The truth is that "criminals" are still people. You have to treat them as such. Give someone good reasons not to break the law...you know, like all that stuff I just said. They won't be so inclined to break it. Or, to put it another way, the most dangerous person is the one that has nothing left to lose.
While I expected this barrage of "wait: you're gonna TEACH all those CRIMINALS things? What if they become SMARTER CRIMINALS?" or "what about the INNOCENT PEOPLE who don't get any help?" it's still an eerie feeling.
This is the intellectual elite? Sheesh.
If I had to single it out, I'd say this is the thing most wrong with USA society. It makes me sad.
'This program will go a long way to not only providing these guys with jobs, but it is my hope that they hire people like them who have changed their lives and are now ready to contribute to society, pay taxes, follow the law, support their families,'
Why didn't the milktoast suburbanites of san jose (silicon valley) and surrounding cities do this earlier, say before any of these candidate hires were charged or convicted with a crime?
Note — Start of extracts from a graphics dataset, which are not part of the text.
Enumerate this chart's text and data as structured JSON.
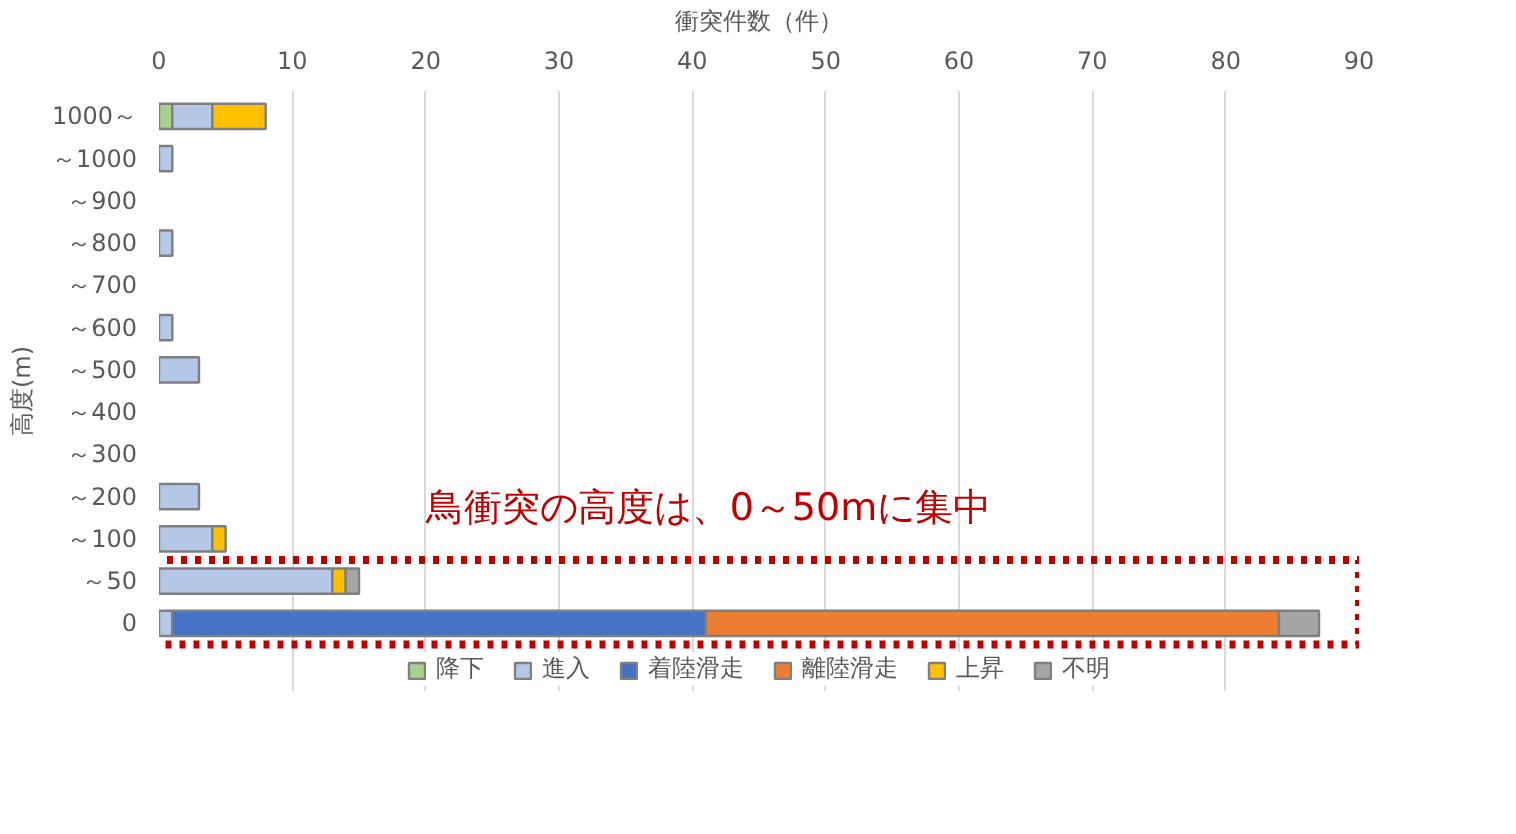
{
  "chart_data": {
    "type": "bar",
    "orientation": "horizontal",
    "stacked": true,
    "xlabel": "衝突件数（件）",
    "ylabel": "高度(m)",
    "categories": [
      "1000～",
      "～1000",
      "～900",
      "～800",
      "～700",
      "～600",
      "～500",
      "～400",
      "～300",
      "～200",
      "～100",
      "～50",
      "0"
    ],
    "series": [
      {
        "name": "降下",
        "color": "#a9d18e",
        "values": [
          1,
          0,
          0,
          0,
          0,
          0,
          0,
          0,
          0,
          0,
          0,
          0,
          0
        ]
      },
      {
        "name": "進入",
        "color": "#b4c7e7",
        "values": [
          3,
          1,
          0,
          1,
          0,
          1,
          3,
          0,
          0,
          3,
          4,
          13,
          1
        ]
      },
      {
        "name": "着陸滑走",
        "color": "#4472c4",
        "values": [
          0,
          0,
          0,
          0,
          0,
          0,
          0,
          0,
          0,
          0,
          0,
          0,
          40
        ]
      },
      {
        "name": "離陸滑走",
        "color": "#ed7d31",
        "values": [
          0,
          0,
          0,
          0,
          0,
          0,
          0,
          0,
          0,
          0,
          0,
          0,
          43
        ]
      },
      {
        "name": "上昇",
        "color": "#ffc000",
        "values": [
          4,
          0,
          0,
          0,
          0,
          0,
          0,
          0,
          0,
          0,
          1,
          1,
          0
        ]
      },
      {
        "name": "不明",
        "color": "#a5a5a5",
        "values": [
          0,
          0,
          0,
          0,
          0,
          0,
          0,
          0,
          0,
          0,
          0,
          1,
          3
        ]
      }
    ],
    "xlim": [
      0,
      90
    ],
    "xticks": [
      0,
      10,
      20,
      30,
      40,
      50,
      60,
      70,
      80,
      90
    ],
    "grid": "x",
    "legend": "bottom",
    "annotations": [
      "鳥衝突の高度は、0～50mに集中"
    ]
  }
}
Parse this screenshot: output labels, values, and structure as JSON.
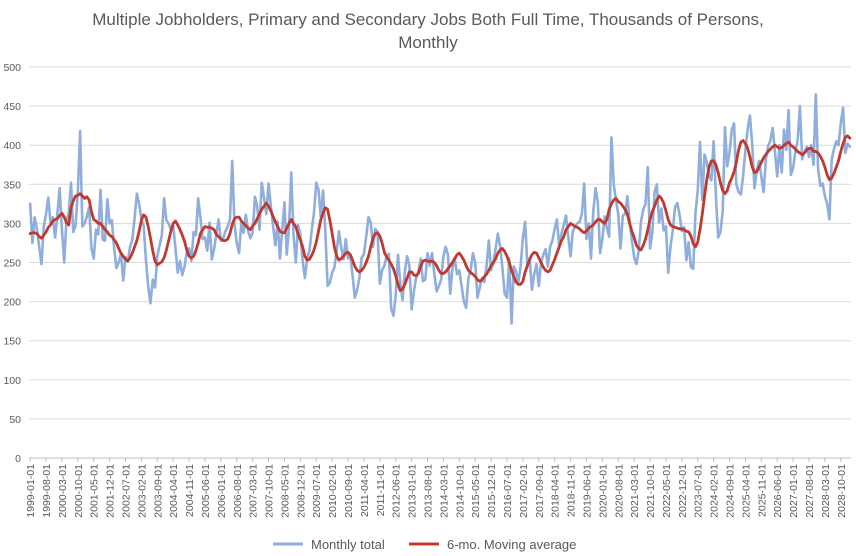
{
  "chart_data": {
    "type": "line",
    "title": "Multiple Jobholders, Primary and Secondary Jobs Both Full Time, Thousands of Persons, Monthly",
    "title_lines": [
      "Multiple Jobholders, Primary and Secondary Jobs Both Full Time, Thousands of Persons,",
      "Monthly"
    ],
    "xlabel": "",
    "ylabel": "",
    "ylim": [
      0,
      500
    ],
    "yticks": [
      0,
      50,
      100,
      150,
      200,
      250,
      300,
      350,
      400,
      450,
      500
    ],
    "x_start": "1999-01-01",
    "x_end": "2025-08-01",
    "xtick_every_months": 7,
    "grid": "horizontal",
    "legend_position": "bottom",
    "colors": {
      "monthly": "#8faedb",
      "moving_average": "#c0392f",
      "grid": "#d9d9d9",
      "axis": "#bfbfbf",
      "text": "#595959"
    },
    "series": [
      {
        "name": "Monthly total",
        "values": [
          325,
          275,
          308,
          292,
          270,
          248,
          296,
          312,
          333,
          300,
          308,
          282,
          312,
          345,
          292,
          250,
          305,
          313,
          352,
          289,
          297,
          340,
          418,
          296,
          300,
          309,
          321,
          268,
          255,
          292,
          286,
          343,
          279,
          278,
          331,
          300,
          304,
          268,
          243,
          250,
          261,
          227,
          257,
          251,
          270,
          279,
          307,
          338,
          325,
          305,
          297,
          253,
          220,
          198,
          228,
          218,
          258,
          272,
          285,
          332,
          304,
          300,
          292,
          298,
          268,
          237,
          252,
          234,
          245,
          264,
          268,
          252,
          289,
          285,
          332,
          307,
          280,
          282,
          265,
          301,
          254,
          267,
          286,
          305,
          278,
          281,
          290,
          296,
          305,
          380,
          298,
          275,
          262,
          300,
          288,
          311,
          290,
          281,
          288,
          334,
          322,
          292,
          352,
          333,
          312,
          351,
          322,
          297,
          272,
          302,
          255,
          291,
          327,
          260,
          295,
          365,
          285,
          250,
          298,
          286,
          253,
          230,
          255,
          265,
          291,
          314,
          352,
          343,
          308,
          342,
          290,
          220,
          224,
          237,
          244,
          265,
          290,
          269,
          254,
          280,
          255,
          260,
          233,
          205,
          215,
          230,
          256,
          261,
          283,
          308,
          301,
          270,
          293,
          289,
          223,
          240,
          246,
          258,
          261,
          191,
          182,
          208,
          260,
          224,
          202,
          238,
          258,
          246,
          190,
          213,
          231,
          239,
          255,
          226,
          228,
          262,
          246,
          262,
          236,
          213,
          220,
          228,
          258,
          270,
          260,
          210,
          243,
          255,
          235,
          240,
          220,
          200,
          192,
          230,
          240,
          262,
          250,
          205,
          218,
          230,
          225,
          245,
          278,
          240,
          250,
          268,
          287,
          270,
          243,
          210,
          205,
          255,
          172,
          245,
          238,
          225,
          245,
          282,
          302,
          245,
          255,
          215,
          235,
          248,
          220,
          250,
          260,
          267,
          245,
          270,
          278,
          293,
          305,
          270,
          287,
          298,
          310,
          282,
          258,
          290,
          296,
          300,
          302,
          313,
          351,
          280,
          300,
          255,
          315,
          345,
          327,
          262,
          280,
          309,
          294,
          283,
          410,
          350,
          330,
          312,
          268,
          310,
          312,
          335,
          303,
          278,
          257,
          248,
          265,
          302,
          318,
          325,
          372,
          268,
          288,
          340,
          350,
          301,
          319,
          291,
          296,
          237,
          270,
          291,
          321,
          326,
          311,
          290,
          295,
          253,
          276,
          244,
          242,
          313,
          342,
          404,
          330,
          388,
          378,
          361,
          355,
          405,
          335,
          282,
          289,
          315,
          423,
          373,
          390,
          420,
          428,
          350,
          340,
          337,
          361,
          394,
          421,
          438,
          401,
          345,
          368,
          380,
          360,
          340,
          382,
          399,
          406,
          422,
          392,
          360,
          400,
          365,
          420,
          394,
          445,
          362,
          371,
          392,
          406,
          450,
          382,
          391,
          398,
          385,
          400,
          375,
          465,
          370,
          348,
          351,
          335,
          325,
          305,
          382,
          395,
          405,
          400,
          428,
          448,
          390,
          402,
          398
        ]
      },
      {
        "name": "6-mo. Moving average",
        "values": [
          287,
          288,
          288,
          287,
          283,
          281,
          285,
          289,
          295,
          298,
          303,
          305,
          306,
          310,
          313,
          308,
          301,
          298,
          320,
          329,
          335,
          336,
          338,
          335,
          332,
          334,
          330,
          315,
          305,
          303,
          300,
          300,
          296,
          292,
          289,
          285,
          283,
          279,
          275,
          268,
          262,
          258,
          254,
          252,
          256,
          262,
          270,
          278,
          290,
          304,
          311,
          308,
          296,
          281,
          265,
          252,
          247,
          249,
          251,
          256,
          266,
          278,
          290,
          300,
          303,
          298,
          292,
          285,
          277,
          266,
          258,
          256,
          258,
          265,
          275,
          287,
          292,
          296,
          295,
          295,
          294,
          292,
          286,
          283,
          280,
          278,
          278,
          280,
          287,
          299,
          306,
          308,
          308,
          303,
          300,
          297,
          294,
          292,
          297,
          300,
          306,
          312,
          318,
          322,
          326,
          322,
          316,
          309,
          302,
          296,
          290,
          288,
          288,
          294,
          300,
          305,
          300,
          296,
          286,
          279,
          270,
          258,
          253,
          254,
          259,
          266,
          276,
          290,
          305,
          313,
          320,
          318,
          304,
          287,
          270,
          258,
          253,
          255,
          258,
          262,
          263,
          260,
          253,
          245,
          240,
          238,
          240,
          244,
          250,
          258,
          270,
          281,
          287,
          288,
          284,
          275,
          263,
          257,
          253,
          248,
          242,
          233,
          222,
          214,
          216,
          222,
          230,
          238,
          238,
          234,
          233,
          236,
          245,
          252,
          253,
          252,
          251,
          252,
          250,
          246,
          240,
          236,
          236,
          238,
          242,
          246,
          250,
          255,
          260,
          262,
          258,
          253,
          246,
          240,
          237,
          235,
          232,
          228,
          226,
          228,
          232,
          235,
          240,
          246,
          250,
          255,
          262,
          266,
          268,
          264,
          258,
          250,
          240,
          232,
          225,
          222,
          222,
          226,
          238,
          246,
          254,
          260,
          263,
          262,
          256,
          250,
          244,
          240,
          238,
          240,
          247,
          254,
          262,
          270,
          278,
          283,
          292,
          296,
          300,
          298,
          296,
          295,
          293,
          290,
          288,
          290,
          294,
          296,
          298,
          302,
          305,
          305,
          302,
          300,
          305,
          318,
          325,
          330,
          332,
          328,
          326,
          322,
          318,
          312,
          300,
          290,
          282,
          272,
          268,
          266,
          272,
          280,
          292,
          305,
          315,
          322,
          330,
          335,
          332,
          326,
          316,
          305,
          298,
          296,
          295,
          294,
          293,
          293,
          292,
          290,
          289,
          284,
          274,
          270,
          276,
          292,
          312,
          335,
          356,
          372,
          380,
          380,
          375,
          365,
          352,
          342,
          338,
          342,
          352,
          358,
          366,
          378,
          394,
          404,
          406,
          402,
          396,
          385,
          372,
          365,
          366,
          372,
          378,
          384,
          388,
          392,
          395,
          398,
          400,
          398,
          396,
          397,
          400,
          402,
          404,
          400,
          398,
          395,
          392,
          390,
          388,
          390,
          394,
          396,
          396,
          392,
          392,
          390,
          386,
          380,
          372,
          362,
          356,
          358,
          364,
          372,
          380,
          392,
          402,
          410,
          412,
          409
        ]
      }
    ]
  }
}
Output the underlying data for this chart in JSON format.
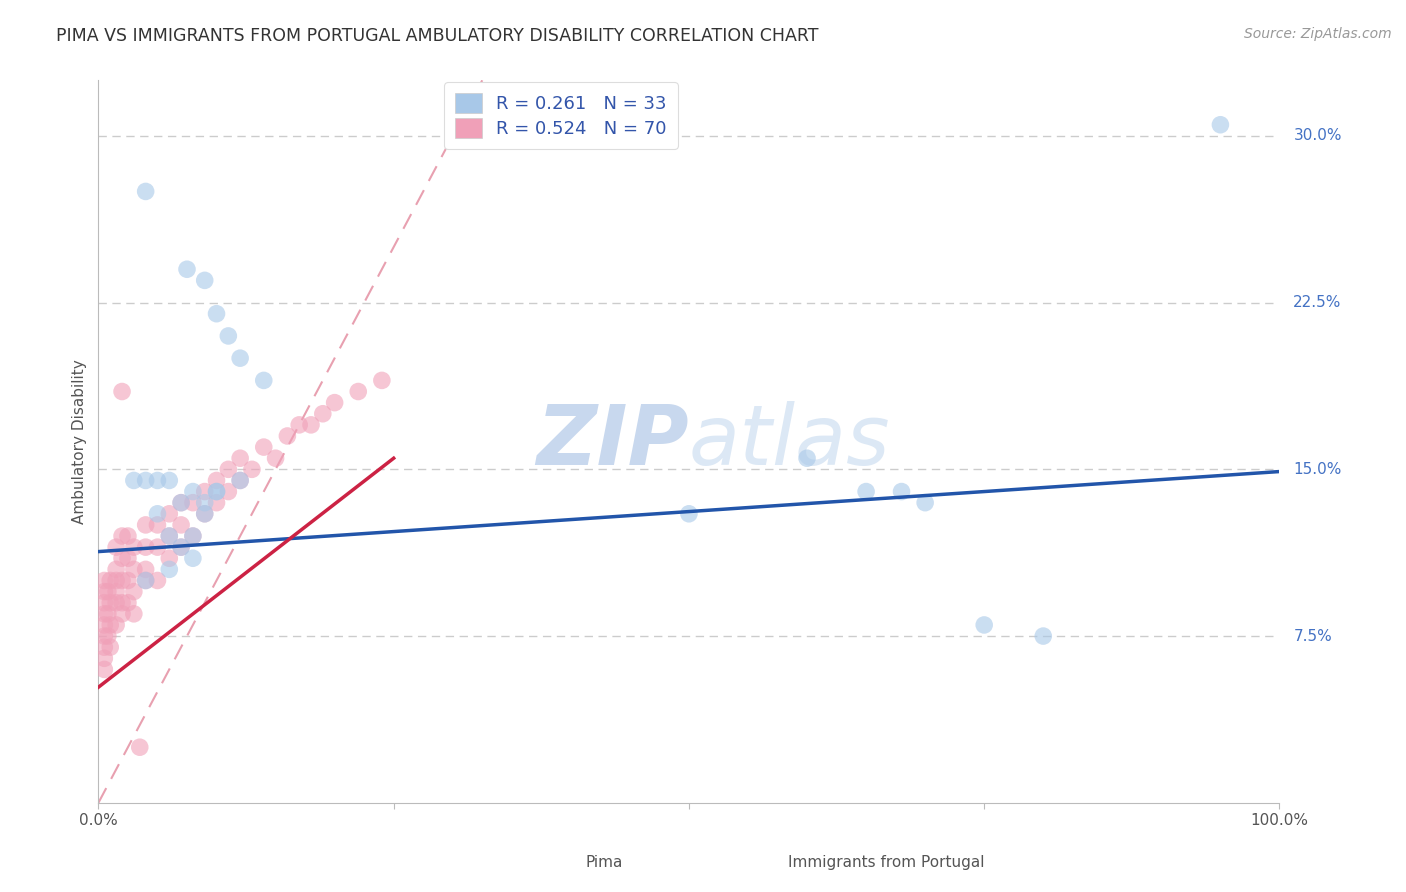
{
  "title": "PIMA VS IMMIGRANTS FROM PORTUGAL AMBULATORY DISABILITY CORRELATION CHART",
  "source_text": "Source: ZipAtlas.com",
  "ylabel": "Ambulatory Disability",
  "ytick_labels": [
    "7.5%",
    "15.0%",
    "22.5%",
    "30.0%"
  ],
  "ytick_values": [
    0.075,
    0.15,
    0.225,
    0.3
  ],
  "xlim": [
    0.0,
    1.0
  ],
  "ylim": [
    0.0,
    0.325
  ],
  "legend_r1": "R = 0.261",
  "legend_n1": "N = 33",
  "legend_r2": "R = 0.524",
  "legend_n2": "N = 70",
  "blue_color": "#a8c8e8",
  "pink_color": "#f0a0b8",
  "blue_line_color": "#2255aa",
  "pink_line_color": "#cc2244",
  "diag_line_color": "#e8a0b0",
  "background_color": "#ffffff",
  "grid_color": "#cccccc",
  "right_label_color": "#4472C4",
  "title_color": "#333333",
  "legend_text_color": "#3355aa",
  "watermark_color": "#dce8f5",
  "title_fontsize": 12.5,
  "axis_label_fontsize": 11,
  "tick_fontsize": 11,
  "legend_fontsize": 13,
  "source_fontsize": 10,
  "watermark_fontsize": 60,
  "scatter_size": 160,
  "scatter_alpha": 0.6,
  "pima_x": [
    0.04,
    0.075,
    0.09,
    0.1,
    0.11,
    0.12,
    0.14,
    0.03,
    0.04,
    0.05,
    0.06,
    0.07,
    0.08,
    0.09,
    0.1,
    0.05,
    0.06,
    0.07,
    0.08,
    0.09,
    0.1,
    0.12,
    0.04,
    0.06,
    0.08,
    0.5,
    0.6,
    0.65,
    0.68,
    0.7,
    0.75,
    0.8,
    0.95
  ],
  "pima_y": [
    0.275,
    0.24,
    0.235,
    0.22,
    0.21,
    0.2,
    0.19,
    0.145,
    0.145,
    0.13,
    0.12,
    0.115,
    0.12,
    0.13,
    0.14,
    0.145,
    0.145,
    0.135,
    0.14,
    0.135,
    0.14,
    0.145,
    0.1,
    0.105,
    0.11,
    0.13,
    0.155,
    0.14,
    0.14,
    0.135,
    0.08,
    0.075,
    0.305
  ],
  "portugal_x": [
    0.005,
    0.005,
    0.005,
    0.005,
    0.005,
    0.005,
    0.005,
    0.005,
    0.005,
    0.008,
    0.008,
    0.008,
    0.01,
    0.01,
    0.01,
    0.01,
    0.015,
    0.015,
    0.015,
    0.015,
    0.015,
    0.015,
    0.02,
    0.02,
    0.02,
    0.02,
    0.02,
    0.025,
    0.025,
    0.025,
    0.025,
    0.03,
    0.03,
    0.03,
    0.03,
    0.04,
    0.04,
    0.04,
    0.04,
    0.05,
    0.05,
    0.05,
    0.06,
    0.06,
    0.06,
    0.07,
    0.07,
    0.07,
    0.08,
    0.08,
    0.09,
    0.09,
    0.1,
    0.1,
    0.11,
    0.11,
    0.12,
    0.12,
    0.13,
    0.14,
    0.15,
    0.16,
    0.17,
    0.18,
    0.19,
    0.2,
    0.22,
    0.24,
    0.02,
    0.035
  ],
  "portugal_y": [
    0.065,
    0.07,
    0.075,
    0.08,
    0.085,
    0.09,
    0.095,
    0.1,
    0.06,
    0.075,
    0.085,
    0.095,
    0.07,
    0.08,
    0.09,
    0.1,
    0.08,
    0.09,
    0.095,
    0.1,
    0.105,
    0.115,
    0.085,
    0.09,
    0.1,
    0.11,
    0.12,
    0.09,
    0.1,
    0.11,
    0.12,
    0.085,
    0.095,
    0.105,
    0.115,
    0.1,
    0.105,
    0.115,
    0.125,
    0.1,
    0.115,
    0.125,
    0.11,
    0.12,
    0.13,
    0.115,
    0.125,
    0.135,
    0.12,
    0.135,
    0.13,
    0.14,
    0.135,
    0.145,
    0.14,
    0.15,
    0.145,
    0.155,
    0.15,
    0.16,
    0.155,
    0.165,
    0.17,
    0.17,
    0.175,
    0.18,
    0.185,
    0.19,
    0.185,
    0.025
  ],
  "blue_line_x0": 0.0,
  "blue_line_y0": 0.113,
  "blue_line_x1": 1.0,
  "blue_line_y1": 0.149,
  "pink_line_x0": 0.0,
  "pink_line_y0": 0.052,
  "pink_line_x1": 0.25,
  "pink_line_y1": 0.155
}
We're forgetting this and many other communities in california were the same ones who decided 3 strikes was a great idea to curb crime. that building prison repositories for nonviolent drug offenders was an easy way to pocket some private prison cash and rid the streets of low income minorities who were supporting their families and paying their taxes as best they could, until you criminalized their very existence. The program fails to take into account the lack of unskilled employment for people who certainly arent going to qualify for a position at google, but perhaps they used to be a good welder or carpenter. the program exists largely as an exercise in the psychology of guilt. the job education also doesnt take into account what being an inmate means in California or other states. It means you emerge with your housing and apartment applications categorically denied because you served time. It also means those nice companies that taught you cobol on your worst days, wouldnt so much as talk to you on the street on your best. you are a branded felon. no matter how much Java you learned you're faced with a system that endorses and accepts the wholesale shunning of an entire class of people from the employment system.
Good people go to bed earlier.
The point of my post was not that recidivism rates are 60% or 80% or any specific value - making an estimate just helps to establish the threshold for cost savings. (If recidivism was zero, we wouldn't need this.) The point is that if this program reduces recidivism by any measurable amount then it is a net economic gain instead of some kind of "free government handouts for felons" as the OP was claiming.
And yes, I think we're far better off providing free educations to people before they become criminals. But because we live in the real world, that doesn't always happen. If we simply ignore the damaged parts of society, they won't heal themselves.